My first response is a loud string of expletives followed by a very long and drawn, “NOOOOOOOOOOOOOO!!!”
- ‘Black Cherry’ tomato with chunk extraction. Oh the humanity.
A mysterious mammalian creature has been visiting the rooftop deck and taking nibbles out of random produce. We think it may be an opposum this time since one has been spotted climbing the fire escape. I barely broke a sweat over the cucumber left on the vine intact but with tooth imprints, and the assorted tomatoes didn’t freak me out because there are lots more to go around. The cherry sweet peppers were annoying but there is still time for more so I’ve accepted the loss gracefully. But dammit, I have been nurturing that single, perfect ‘Thai Long Green’ eggplant all summer. It was so perfect, and green. WHY!! I don’t even like eggplant. It makes my mouth itch. What bothers me is being robbed of that moment when I can cradle the fruits of my labor lovingly in my arms and capture that moment forever on film… or a digital file. There will be no beautiful ‘Thai Long Green’ eggplant to hold up against the clouds like a tiny UFO. Not this month anyway. There are two more microscopic fruits on the plant that may make it to full-size before the cold sets in.
‘Golden Delight’ Tomato
I can’t tell you how many times this year I have advised fellow gardeners to accept a certain percentage of loss to our fellow mammalian creatures. We share space with them and have to expect that our tasty homegrown goods are going to be attractive. On the best of days I think of it as doing my part to keep city life alive. While finding my beautiful ‘Thai Long Green’ eggplant half discarded on the fire escape makes my blood boil, spotting a ‘possom scurrying across a city street at night is an exciting surprise. I just wish they’d take the whole thing! It would make me feel a whole lot better about the loss.
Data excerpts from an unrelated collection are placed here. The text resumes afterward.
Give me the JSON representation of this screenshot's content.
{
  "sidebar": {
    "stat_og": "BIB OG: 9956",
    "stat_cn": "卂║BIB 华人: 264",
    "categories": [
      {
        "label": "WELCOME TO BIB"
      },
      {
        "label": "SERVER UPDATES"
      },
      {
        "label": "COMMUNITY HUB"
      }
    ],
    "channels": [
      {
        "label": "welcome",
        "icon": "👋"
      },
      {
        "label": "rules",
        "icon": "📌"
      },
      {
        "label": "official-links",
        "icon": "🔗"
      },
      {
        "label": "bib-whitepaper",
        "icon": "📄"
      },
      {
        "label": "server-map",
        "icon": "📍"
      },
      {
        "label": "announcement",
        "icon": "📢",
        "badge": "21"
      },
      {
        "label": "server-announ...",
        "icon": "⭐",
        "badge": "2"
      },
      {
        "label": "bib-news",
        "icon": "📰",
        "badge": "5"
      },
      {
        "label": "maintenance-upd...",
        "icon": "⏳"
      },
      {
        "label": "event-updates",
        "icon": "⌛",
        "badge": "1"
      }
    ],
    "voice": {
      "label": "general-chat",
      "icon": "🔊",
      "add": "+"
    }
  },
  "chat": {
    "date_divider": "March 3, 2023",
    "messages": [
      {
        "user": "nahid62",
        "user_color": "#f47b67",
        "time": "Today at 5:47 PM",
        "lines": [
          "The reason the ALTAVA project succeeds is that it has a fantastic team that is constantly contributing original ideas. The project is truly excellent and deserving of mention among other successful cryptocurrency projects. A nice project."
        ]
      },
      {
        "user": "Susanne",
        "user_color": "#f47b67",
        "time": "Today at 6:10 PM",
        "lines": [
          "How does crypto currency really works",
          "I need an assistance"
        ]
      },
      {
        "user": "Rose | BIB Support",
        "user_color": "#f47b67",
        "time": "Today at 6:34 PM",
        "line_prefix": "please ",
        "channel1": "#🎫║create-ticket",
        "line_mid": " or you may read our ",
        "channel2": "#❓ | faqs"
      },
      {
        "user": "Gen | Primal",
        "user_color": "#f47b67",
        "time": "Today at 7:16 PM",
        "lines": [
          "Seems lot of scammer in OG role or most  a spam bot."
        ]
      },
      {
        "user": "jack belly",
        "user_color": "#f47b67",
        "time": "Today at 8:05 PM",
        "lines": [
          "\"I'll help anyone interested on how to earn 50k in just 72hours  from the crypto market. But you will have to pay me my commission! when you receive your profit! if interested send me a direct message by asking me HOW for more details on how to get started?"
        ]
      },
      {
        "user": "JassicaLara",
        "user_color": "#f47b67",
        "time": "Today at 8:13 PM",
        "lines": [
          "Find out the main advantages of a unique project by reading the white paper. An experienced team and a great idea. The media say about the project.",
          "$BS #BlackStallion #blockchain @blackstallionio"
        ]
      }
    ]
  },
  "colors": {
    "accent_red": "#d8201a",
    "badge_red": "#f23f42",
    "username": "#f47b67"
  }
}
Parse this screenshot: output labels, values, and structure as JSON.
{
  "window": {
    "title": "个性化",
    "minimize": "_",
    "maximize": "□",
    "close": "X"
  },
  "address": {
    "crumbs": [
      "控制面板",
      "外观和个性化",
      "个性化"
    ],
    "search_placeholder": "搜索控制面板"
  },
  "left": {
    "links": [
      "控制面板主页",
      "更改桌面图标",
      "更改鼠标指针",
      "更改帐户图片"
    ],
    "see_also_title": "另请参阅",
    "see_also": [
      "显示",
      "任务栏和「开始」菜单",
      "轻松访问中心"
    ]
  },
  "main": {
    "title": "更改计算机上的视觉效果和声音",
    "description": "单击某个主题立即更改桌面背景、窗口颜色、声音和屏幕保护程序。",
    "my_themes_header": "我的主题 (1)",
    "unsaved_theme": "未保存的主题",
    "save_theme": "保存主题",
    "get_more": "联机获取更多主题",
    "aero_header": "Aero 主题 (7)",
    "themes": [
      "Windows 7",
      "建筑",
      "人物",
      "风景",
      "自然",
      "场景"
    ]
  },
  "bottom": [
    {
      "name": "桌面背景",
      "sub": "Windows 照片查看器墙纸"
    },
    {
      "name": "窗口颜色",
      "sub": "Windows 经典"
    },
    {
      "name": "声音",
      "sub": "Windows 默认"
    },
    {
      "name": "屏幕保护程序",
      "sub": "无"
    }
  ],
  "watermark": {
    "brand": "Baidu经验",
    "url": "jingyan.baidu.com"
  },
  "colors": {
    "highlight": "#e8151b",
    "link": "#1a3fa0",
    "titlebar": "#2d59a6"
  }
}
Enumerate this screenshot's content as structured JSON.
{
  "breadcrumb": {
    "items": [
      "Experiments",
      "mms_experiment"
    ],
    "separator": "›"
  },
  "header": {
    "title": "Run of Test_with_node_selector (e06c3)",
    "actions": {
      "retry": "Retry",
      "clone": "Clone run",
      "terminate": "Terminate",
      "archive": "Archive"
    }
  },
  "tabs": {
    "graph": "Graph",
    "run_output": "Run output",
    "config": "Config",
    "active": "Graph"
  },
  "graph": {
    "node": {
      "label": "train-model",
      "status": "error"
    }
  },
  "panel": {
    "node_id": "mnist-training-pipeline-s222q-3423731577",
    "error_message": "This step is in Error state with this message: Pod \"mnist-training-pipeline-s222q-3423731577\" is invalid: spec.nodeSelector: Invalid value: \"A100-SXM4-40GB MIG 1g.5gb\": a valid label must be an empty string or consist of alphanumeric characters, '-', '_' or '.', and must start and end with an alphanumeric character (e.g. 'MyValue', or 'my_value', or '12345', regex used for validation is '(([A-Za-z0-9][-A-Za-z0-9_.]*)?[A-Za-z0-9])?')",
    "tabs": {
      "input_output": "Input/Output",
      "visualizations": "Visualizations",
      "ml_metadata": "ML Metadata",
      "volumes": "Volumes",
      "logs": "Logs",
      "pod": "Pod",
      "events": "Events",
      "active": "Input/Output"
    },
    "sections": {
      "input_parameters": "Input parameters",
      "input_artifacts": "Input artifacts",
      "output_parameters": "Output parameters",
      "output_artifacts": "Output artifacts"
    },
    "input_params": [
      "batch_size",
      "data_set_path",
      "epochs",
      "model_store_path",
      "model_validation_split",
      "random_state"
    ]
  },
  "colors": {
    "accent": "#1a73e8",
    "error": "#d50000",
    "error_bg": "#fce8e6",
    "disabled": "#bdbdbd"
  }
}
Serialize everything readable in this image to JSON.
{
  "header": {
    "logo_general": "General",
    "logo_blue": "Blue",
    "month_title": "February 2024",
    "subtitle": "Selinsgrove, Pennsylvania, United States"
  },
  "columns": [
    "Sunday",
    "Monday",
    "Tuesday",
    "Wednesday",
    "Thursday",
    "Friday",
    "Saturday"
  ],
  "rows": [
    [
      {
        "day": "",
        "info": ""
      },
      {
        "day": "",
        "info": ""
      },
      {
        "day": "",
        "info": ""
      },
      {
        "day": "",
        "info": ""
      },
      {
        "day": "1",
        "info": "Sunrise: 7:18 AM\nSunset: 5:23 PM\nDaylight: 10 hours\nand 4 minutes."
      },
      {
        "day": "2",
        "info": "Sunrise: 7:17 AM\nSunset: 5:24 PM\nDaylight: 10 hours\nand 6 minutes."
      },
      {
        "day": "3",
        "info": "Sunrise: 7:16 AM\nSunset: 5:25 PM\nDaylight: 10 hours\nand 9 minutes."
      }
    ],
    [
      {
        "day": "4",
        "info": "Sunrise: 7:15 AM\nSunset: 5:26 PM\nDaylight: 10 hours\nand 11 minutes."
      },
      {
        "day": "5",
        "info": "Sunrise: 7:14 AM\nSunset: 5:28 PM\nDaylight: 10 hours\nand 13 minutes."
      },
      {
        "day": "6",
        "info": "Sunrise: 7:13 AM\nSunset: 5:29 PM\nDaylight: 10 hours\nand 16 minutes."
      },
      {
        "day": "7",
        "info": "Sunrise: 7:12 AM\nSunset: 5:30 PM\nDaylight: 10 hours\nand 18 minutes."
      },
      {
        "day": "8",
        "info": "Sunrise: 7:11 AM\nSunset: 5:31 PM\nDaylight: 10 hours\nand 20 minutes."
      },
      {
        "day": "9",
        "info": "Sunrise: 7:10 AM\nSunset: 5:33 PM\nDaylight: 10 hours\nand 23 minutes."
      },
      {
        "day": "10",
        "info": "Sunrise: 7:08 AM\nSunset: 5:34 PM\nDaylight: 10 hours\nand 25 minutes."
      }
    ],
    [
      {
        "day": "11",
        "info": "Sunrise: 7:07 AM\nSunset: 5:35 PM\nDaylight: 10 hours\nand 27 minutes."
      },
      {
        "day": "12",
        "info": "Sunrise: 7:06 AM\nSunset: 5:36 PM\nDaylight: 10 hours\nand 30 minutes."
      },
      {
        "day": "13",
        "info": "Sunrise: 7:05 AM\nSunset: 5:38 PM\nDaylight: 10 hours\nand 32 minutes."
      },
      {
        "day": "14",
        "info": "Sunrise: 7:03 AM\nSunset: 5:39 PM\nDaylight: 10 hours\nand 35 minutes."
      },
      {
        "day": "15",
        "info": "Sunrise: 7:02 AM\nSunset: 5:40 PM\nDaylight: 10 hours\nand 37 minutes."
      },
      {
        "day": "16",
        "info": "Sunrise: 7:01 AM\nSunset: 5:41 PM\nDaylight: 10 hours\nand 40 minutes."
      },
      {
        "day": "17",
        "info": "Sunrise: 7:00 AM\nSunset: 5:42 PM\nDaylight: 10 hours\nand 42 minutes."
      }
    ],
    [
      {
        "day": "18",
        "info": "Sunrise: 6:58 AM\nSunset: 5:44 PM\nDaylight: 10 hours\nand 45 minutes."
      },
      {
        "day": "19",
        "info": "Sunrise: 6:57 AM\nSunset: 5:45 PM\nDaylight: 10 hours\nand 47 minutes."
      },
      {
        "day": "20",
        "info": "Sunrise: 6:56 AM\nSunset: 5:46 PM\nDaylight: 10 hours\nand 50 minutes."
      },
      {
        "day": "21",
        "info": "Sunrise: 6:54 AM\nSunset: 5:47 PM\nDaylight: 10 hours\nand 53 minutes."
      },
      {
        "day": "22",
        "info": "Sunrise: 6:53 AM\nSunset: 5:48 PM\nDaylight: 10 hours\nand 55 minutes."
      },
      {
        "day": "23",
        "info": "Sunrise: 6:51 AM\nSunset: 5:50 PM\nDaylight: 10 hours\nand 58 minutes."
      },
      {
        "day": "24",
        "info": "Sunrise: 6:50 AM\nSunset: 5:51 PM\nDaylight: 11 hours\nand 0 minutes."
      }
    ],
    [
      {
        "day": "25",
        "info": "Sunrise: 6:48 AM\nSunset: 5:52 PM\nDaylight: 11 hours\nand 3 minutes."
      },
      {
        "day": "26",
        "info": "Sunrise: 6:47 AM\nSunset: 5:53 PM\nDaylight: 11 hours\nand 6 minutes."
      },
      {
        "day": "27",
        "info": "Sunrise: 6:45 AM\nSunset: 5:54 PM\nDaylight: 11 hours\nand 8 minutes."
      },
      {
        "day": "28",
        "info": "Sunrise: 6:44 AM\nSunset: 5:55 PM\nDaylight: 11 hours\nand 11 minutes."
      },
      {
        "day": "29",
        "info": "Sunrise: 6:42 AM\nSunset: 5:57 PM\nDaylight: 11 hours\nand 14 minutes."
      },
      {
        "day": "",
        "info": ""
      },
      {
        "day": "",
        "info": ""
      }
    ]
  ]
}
A half-eaten tomato reeks of a “Yeah, I don’t really care for this one” attitude.
- My neighbor suggested we send the half-eaten fruit into some kind of CSI-type lab for bite mark analysis.
In the end I know that the best thing to do is just move the plant. My experience has shown that this one is opportunistic and only goes for veggies hanging out in the open. In all cases the fruit was exposed to a railing or like in the case of the eggplant, the entire pot was sitting out on it’s own. When I move the plant into a cluster of other plants the plundering stops. There will be no revenge or attempts to deter the creature with sprays or sprinkled magic powders.
But I will move that eggplant pot with a lot of authority and a very firm hand!